Orbits of the function f(x)=2x (mod 1)

Question

I am currently studying the dynamics associated with the function $f(x)=2x$ (mod 1). In particular, if we define the orbit of an element $y \in [0,1]$

$$ orb(y)= \{ f^m(y): m \in \mathbb{Z}\}$$

it is easy to see, for example, that $orb\big(\frac{1}{2}\big)=\mathbb{Z}\big[\frac{1}{2}\big] \cap [0,1)$. My question concerns what the orbits of elements of the form $\frac{1}{p}$, with $p$ prime would look like. It is easy to see (for example, for $p=3$) that

$$ orb\Big(\frac{1}{3}\Big) \subset \Big(\frac{1}{3} \mathbb{Z} \Big[\frac{1}{2}\Big] \cap [0,1) \Big) \backslash \mathbb{Z} \Big[\frac{1}{2}\Big]$$

where $\frac{1}{3} \mathbb{Z} \Big[\frac{1}{2}\Big]= \Big\{\frac{m}{3\times 2^n}: m \in \mathbb{Z}, n \in \mathbb{Z}\Big\}.$ My problem is in proving (or disproving) the reverse inclusion.

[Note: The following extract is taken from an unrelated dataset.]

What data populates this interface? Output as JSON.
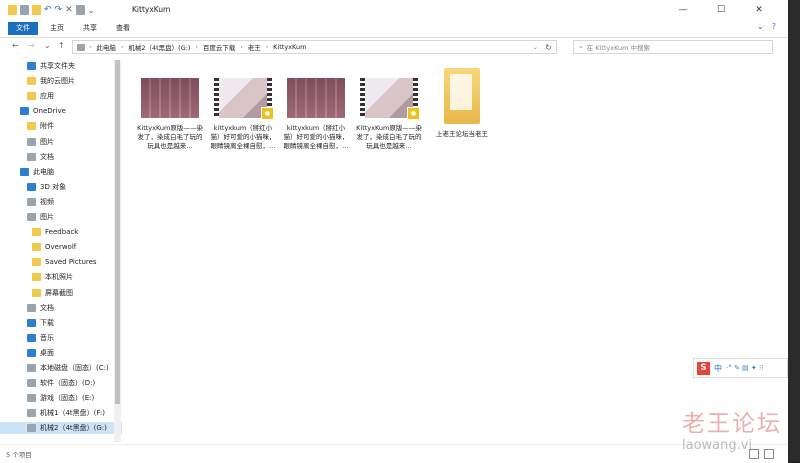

Is there any easy way to see that?

Answer 1

To be precise, $orb\big(\frac{1}{2}\big)=\mathbb{Z}\big[\frac{1}{2}\big] \cap [0,1).$

Since you say $\mathbb{Z}$ rather than $\mathbb{N}$ you mean the orbit of $y$ to include the solutions $t$ of $f^k(t)=y$ for $k \in \mathbb{Z}.$

You say that the orbit of $\frac13$ is contained in $$ \Big\{\frac{m}{3\times 2^n}\mid n \in \mathbb{Z},\ 0 \leq m\lt 3\times2^n\text{ and }\gcd(m,3)=1\Big\}$$ and wish to show the reverse inclusion. Induction on $n$ goes pretty easily.

Any rational $r$ can be written uniquely as $r=2^eq$ where $e\in \mathbb{Z}$ and $q=\frac{2a+1}{2b+1}$ has odd numerator and denominator. To keep $r\in [0,1)$ there is an upper bound on $e$ but of course no lower bound.